By Adam Perry

You know a movie is really Irish when it needs subtitles even for English speakers, and the hilarious and heart-wrenching “Four Mothers” is wicked Irish.

Writer-director Darren Thornton’s second feature, following 2016’s “A Date for Mad Mary,” “Four Mothers” finds an anxious middle-aged writer named Edward (played perfectly by James McCardle) fumbling over whether to finally try to hit it big by going on a book tour in the United States — which would mean leaving round-the-clock care of his elderly mother, who has suffered a stroke, to someone else or putting her in a home. The film will make its Colorado premiere at 1 p.m. Sunday at Boulder Theater.

Edward freezes, or awkwardly overcompensated, while doing interviews to promote his new young adult (YA) romance book. Being his mother’s nurse makes matters worse: she interrupts by typing advice on the iPad she uses to speak and she needs a bathroom visit while Edward is interviewed live on the radio.

McCardle expertly portrays the dichotomy of dismay, love and responsibility when three friends, who have bonded with him over their shared desperation and overwhelm in being their mothers’ caretakers, leave for a swinging Maspalomas Pride weekend and dump their moms on him.

When the nonstop caretaking is multiplied by four, rave reviews for Edward’s book start coming in from major American press entities. When Edward enlists help taking care of the four mothers from an ex-lover who is soon to be married, the novelist’s fear of becoming “quiet and dull” turns paradoxical because, in the end, each woman he’s caring for is a unique, strong, insufferable presence creating constant drama and adventure.

What would it be like to dream of delivering brilliant stories of “power and social structure” to YA readers worldwide while spending your days driving old ladies to see a medium, or racing around to find them morosely and drunkenly singing karaoke at a local dive? It would be maddening, but certainly not quiet or dull — and neither is “Four Mothers.”

Of course McCardle’s finest moments in the film aren’t the laugh-out-loud breakdowns when Edward, for instance, screams into a pillow out of mental exhaustion, they’re the very human and vulnerable snapshots of a caring, sensitive, lost man sleeping in (and doing interviews from) his car because there is no space of any kind for Edward at home.

His therapist — ironically one of the guys who foists his elderly mother on Edward — tells him to repeat, “I’m gonna stop taking care of other people and start taking care of myself.” But it’s clear that just doing one or the other doesn’t get you anywhere.

In the end, “Four Mothers” shows us that caretaking an elderly parent is much more than babysitting; it seems that, with some balance, we can learn to take care of ourselves as well as someone else, learning internally and externally at the same time, breaking down assumptions and long-held trauma, guilt and confusion along the way — if you have the patience.

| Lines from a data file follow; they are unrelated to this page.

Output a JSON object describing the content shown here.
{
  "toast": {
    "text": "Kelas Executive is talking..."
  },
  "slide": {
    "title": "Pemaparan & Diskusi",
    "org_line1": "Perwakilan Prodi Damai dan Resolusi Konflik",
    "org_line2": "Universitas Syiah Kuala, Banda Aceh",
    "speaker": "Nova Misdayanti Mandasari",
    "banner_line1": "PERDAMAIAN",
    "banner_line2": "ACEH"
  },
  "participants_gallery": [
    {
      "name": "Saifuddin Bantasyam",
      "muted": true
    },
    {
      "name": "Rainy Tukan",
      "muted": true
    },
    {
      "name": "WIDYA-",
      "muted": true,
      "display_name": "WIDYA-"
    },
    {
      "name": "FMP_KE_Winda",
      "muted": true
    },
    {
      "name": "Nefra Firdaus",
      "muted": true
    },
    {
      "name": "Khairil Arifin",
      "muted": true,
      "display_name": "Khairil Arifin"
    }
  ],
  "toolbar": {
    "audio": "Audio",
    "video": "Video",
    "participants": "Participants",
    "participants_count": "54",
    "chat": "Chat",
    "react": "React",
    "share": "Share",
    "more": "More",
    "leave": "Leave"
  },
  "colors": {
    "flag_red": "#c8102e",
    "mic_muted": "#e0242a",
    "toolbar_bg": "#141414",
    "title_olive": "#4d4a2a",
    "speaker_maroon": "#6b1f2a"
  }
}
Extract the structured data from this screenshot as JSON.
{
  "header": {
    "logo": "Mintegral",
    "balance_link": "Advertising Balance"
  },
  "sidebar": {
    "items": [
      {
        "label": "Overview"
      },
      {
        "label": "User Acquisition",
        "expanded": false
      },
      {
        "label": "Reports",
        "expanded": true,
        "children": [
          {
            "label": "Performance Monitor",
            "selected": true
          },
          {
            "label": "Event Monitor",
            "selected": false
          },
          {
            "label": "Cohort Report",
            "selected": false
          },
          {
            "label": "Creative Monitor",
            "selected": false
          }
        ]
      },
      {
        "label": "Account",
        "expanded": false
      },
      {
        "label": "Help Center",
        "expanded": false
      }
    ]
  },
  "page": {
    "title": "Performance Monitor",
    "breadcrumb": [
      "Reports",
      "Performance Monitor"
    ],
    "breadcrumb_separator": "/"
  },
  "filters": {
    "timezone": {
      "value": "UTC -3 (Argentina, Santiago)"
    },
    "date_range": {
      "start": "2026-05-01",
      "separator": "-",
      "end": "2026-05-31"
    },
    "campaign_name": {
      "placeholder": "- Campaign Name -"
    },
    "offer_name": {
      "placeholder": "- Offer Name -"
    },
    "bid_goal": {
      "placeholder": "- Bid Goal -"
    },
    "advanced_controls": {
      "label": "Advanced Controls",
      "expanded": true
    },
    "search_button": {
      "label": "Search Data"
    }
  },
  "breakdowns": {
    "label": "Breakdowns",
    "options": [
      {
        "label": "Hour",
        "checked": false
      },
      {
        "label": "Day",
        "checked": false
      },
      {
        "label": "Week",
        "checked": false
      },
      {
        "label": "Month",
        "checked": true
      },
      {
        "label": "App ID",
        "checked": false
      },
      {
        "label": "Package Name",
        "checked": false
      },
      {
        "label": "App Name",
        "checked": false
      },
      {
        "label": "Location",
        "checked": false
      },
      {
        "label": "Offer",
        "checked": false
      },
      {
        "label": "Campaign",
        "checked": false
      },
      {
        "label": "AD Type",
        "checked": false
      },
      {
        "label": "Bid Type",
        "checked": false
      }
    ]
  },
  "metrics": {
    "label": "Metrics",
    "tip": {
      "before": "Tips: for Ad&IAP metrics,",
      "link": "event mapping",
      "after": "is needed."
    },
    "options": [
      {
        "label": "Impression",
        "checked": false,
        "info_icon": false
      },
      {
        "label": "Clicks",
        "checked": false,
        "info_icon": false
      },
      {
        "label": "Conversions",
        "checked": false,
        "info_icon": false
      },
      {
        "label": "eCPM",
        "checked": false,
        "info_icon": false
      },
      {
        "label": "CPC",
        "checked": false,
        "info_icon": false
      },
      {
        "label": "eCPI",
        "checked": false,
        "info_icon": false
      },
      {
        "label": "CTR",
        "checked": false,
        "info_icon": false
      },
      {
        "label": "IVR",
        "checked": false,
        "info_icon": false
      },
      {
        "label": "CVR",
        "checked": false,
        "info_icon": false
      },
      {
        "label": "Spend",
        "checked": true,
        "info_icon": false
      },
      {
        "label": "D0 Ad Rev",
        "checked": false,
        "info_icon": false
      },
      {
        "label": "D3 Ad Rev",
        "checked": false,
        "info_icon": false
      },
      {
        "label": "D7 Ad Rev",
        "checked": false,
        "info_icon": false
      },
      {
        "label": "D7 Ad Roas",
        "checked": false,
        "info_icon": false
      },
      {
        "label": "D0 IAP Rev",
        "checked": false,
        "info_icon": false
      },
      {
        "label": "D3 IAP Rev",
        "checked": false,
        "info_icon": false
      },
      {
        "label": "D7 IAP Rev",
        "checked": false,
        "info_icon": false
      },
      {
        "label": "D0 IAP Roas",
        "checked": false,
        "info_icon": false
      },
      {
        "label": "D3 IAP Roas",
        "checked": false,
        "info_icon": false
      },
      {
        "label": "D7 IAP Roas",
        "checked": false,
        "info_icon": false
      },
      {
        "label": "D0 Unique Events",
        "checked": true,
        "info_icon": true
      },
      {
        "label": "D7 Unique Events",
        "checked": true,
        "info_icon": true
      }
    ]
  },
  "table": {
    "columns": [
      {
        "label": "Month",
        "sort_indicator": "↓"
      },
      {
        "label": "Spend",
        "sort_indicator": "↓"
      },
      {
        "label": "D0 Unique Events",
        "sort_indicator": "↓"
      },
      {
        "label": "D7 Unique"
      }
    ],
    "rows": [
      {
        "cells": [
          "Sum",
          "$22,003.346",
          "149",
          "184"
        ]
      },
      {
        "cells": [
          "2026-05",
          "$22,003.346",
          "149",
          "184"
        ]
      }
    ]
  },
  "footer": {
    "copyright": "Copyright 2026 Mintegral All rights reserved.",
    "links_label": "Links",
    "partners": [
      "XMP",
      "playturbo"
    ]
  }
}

Most memorably, Edward is one of the most complex and inherently watchable characters in recent film; he can be a selfish a**hole or a nervous wreck, but he never gives up on what he cares about, which happens to be his mom and his career — two things that are virtually impossible to care for at the same time.

“Live your life,” Edward’s 81-year-old mother, played equally expertly by Fionnula Flanagan, eventually tells him through her iPad, but Edward’s life is everything in it, not just his book tour.

You don’t have to be the most altruistic or empathetic person to see how hard Edward tries. And you also don’t have to be a middle-aged Irish gay man to appreciate the most affecting scene in “Four Mothers” — the fiery old women sitting around showing how relevant and different they and their queer kids are by sharing their sons’ coming-out stories.